In this report we aim to ascertain the perceptions of manufacturers and the public towards the value, role and input of Government in the growth of this valuable economic sector.
2013 was the third year of our Engineered in Britain campaign, which aims to promote the value of engineering and manufacturing to the health and wealth of the UK’s economy.
In this report we have assessed the health of manufacturing in the UK from four perspectives:
- Culture: How much status and value is the UK giving to manufacturing?
- Skills: Does the UK have the right people, now and in the future, to support the sector?
- Innovation: How much is innovation a part of UK thinking in how we compete?
- Globalisation and Competitiveness: Where does the UK stand against other nations?
From all perspectives, actions are proposed based on the survey data obtained.
The 2013 Engineered in Britain survey results indicate that both manufacturers and the general population continue to believe that government does not recognise the potential in the UK’s manufacturing sector.
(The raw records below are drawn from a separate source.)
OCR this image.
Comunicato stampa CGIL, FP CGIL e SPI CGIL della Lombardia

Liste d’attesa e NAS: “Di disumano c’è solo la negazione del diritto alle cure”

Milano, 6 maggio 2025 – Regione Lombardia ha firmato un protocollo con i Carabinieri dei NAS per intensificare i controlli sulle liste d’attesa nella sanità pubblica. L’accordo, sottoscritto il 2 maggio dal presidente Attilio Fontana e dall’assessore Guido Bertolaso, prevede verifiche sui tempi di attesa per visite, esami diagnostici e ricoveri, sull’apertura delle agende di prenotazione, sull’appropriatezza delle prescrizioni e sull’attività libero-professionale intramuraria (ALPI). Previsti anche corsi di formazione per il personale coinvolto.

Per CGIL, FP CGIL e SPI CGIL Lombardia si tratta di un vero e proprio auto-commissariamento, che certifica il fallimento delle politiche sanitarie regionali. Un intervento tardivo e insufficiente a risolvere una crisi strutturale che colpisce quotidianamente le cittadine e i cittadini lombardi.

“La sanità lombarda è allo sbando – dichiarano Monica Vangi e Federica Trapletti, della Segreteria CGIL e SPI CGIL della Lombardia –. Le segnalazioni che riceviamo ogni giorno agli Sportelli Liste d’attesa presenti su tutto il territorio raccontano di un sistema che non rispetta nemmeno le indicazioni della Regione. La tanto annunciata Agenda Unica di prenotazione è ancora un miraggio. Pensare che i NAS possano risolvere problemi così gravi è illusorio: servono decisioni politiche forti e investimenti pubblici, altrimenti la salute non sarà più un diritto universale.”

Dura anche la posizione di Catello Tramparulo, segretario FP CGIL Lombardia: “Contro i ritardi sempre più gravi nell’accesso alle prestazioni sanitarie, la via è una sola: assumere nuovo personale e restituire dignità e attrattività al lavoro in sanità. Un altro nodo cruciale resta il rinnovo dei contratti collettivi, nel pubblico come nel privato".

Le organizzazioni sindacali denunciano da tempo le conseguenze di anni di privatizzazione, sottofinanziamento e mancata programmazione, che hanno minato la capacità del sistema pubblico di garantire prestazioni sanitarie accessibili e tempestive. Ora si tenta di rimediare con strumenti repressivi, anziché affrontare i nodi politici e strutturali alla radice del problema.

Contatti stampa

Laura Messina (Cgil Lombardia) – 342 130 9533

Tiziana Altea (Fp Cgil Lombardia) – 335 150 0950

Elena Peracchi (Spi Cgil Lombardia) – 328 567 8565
Both groups (85% of manufacturers and 51% of the public), said that the Coalition remains more focused on the country’s financial and service sectors.
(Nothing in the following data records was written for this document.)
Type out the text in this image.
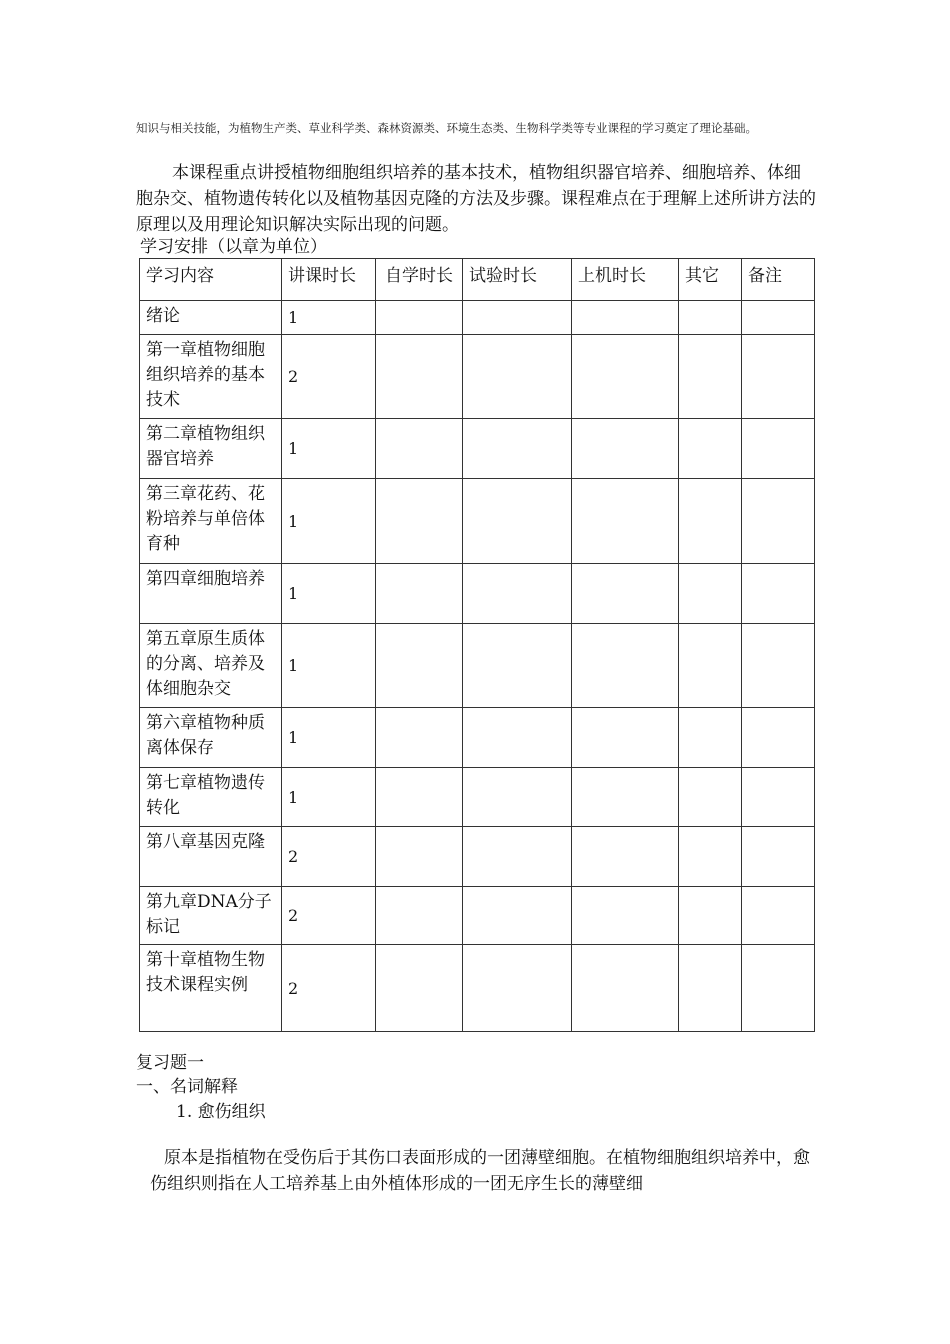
知识与相关技能，为植物生产类、草业科学类、森林资源类、环境生态类、生物科学类等专业课程的学习奠定了理论基础。
本课程重点讲授植物细胞组织培养的基本技术，植物组织器官培养、细胞培养、体细胞杂交、植物遗传转化以及植物基因克隆的方法及步骤。课程难点在于理解上述所讲方法的原理以及用理论知识解决实际出现的问题。
学习安排（以章为单位）
学习内容	讲课时长	自学时长	试验时长	上机时长	其它	备注
绪论	1					
第一章植物细胞组织培养的基本技术	2					
第二章植物组织器官培养	1					
第三章花药、花粉培养与单倍体育种	1					
第四章细胞培养	1					

第五章原生质体的分离、培养及体细胞杂交	1					
第六章植物种质离体保存	1					
第七章植物遗传转化	1					
第八章基因克隆	2					
第九章DNA分子标记	2					
第十章植物生物技术课程实例	2					
复习题一
一、名词解释
1. 愈伤组织
原本是指植物在受伤后于其伤口表面形成的一团薄壁细胞。在植物细胞组织培养中，愈伤组织则指在人工培养基上由外植体形成的一团无序生长的薄壁细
The government needs to invest in public communication in parallel with its business support in order to deliver the UK industrial strategy effectively.
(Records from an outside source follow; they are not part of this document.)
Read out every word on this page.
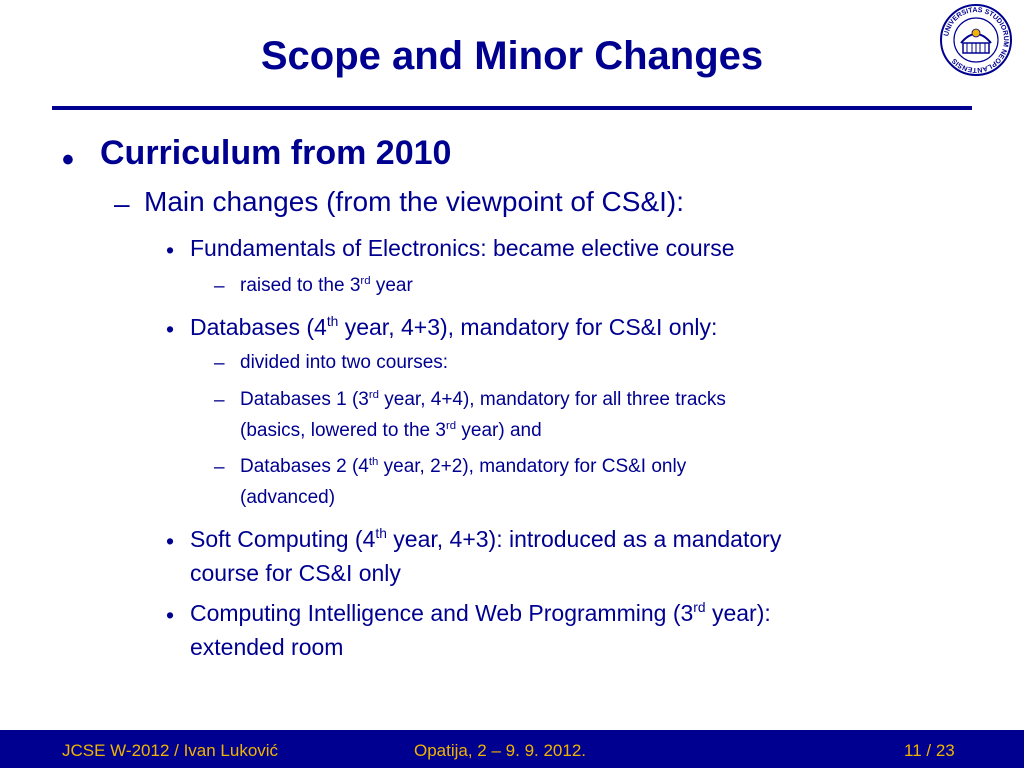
Scope and Minor Changes
UNIVERSITAS STUDIORUM NEOPLANTENSIS
• Curriculum from 2010
– Main changes (from the viewpoint of CS&I):
• Fundamentals of Electronics: became elective course
– raised to the 3rd year
• Databases (4th year, 4+3), mandatory for CS&I only:
– divided into two courses:
– Databases 1 (3rd year, 4+4), mandatory for all three tracks
(basics, lowered to the 3rd year) and
– Databases 2 (4th year, 2+2), mandatory for CS&I only
(advanced)
• Soft Computing (4th year, 4+3): introduced as a mandatory
course for CS&I only
• Computing Intelligence and Web Programming (3rd year):
extended room
JCSE W-2012 / Ivan Luković	Opatija, 2 – 9. 9. 2012.	11 / 23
When asked how the Government was performing on a range of policy areas, education and skills saw the most marked improvement, with a 39% approval rate from manufacturers – up from 13% in 2011. Other policy areas were not as positively received, especially manufacturing policy, which only achieved a 17% (manufacturers) and 21% (public) approval rating.
Employers need to co-ordinate with each other and engage more actively with the government and all agencies involved, in demonstrating the opportunities for employment arising from studying science and engineering subjects at school.
Among manufacturers, innovation remains a challenge, with only 45% of manufacturers even aware of how much of their turnover is directly related to new product introduction. 4% of businesses admitted to not investing anything in research & development, and a further 63% either didn’t know, or invested at a minimal rate.
The importance of new product development to economic growth still has insufficient public profile. We aim to redouble our work with others on business improvement and to raise awareness through the public celebration of success in prizes and awards.
Globalisation and Competitiveness
Results from the survey showed that 28% of manufacturers are continuing to offshore (moving their manufacturing abroad usually to reduce unit costs) compared to just 20% that are reshoring (moving their manufacturing back to the UK).
The government needs to reinforce the technical benefits (of increased product quality and intellectual property control) of localised manufacturing. A simplified UK fiscal policy is also essential to compete internationally.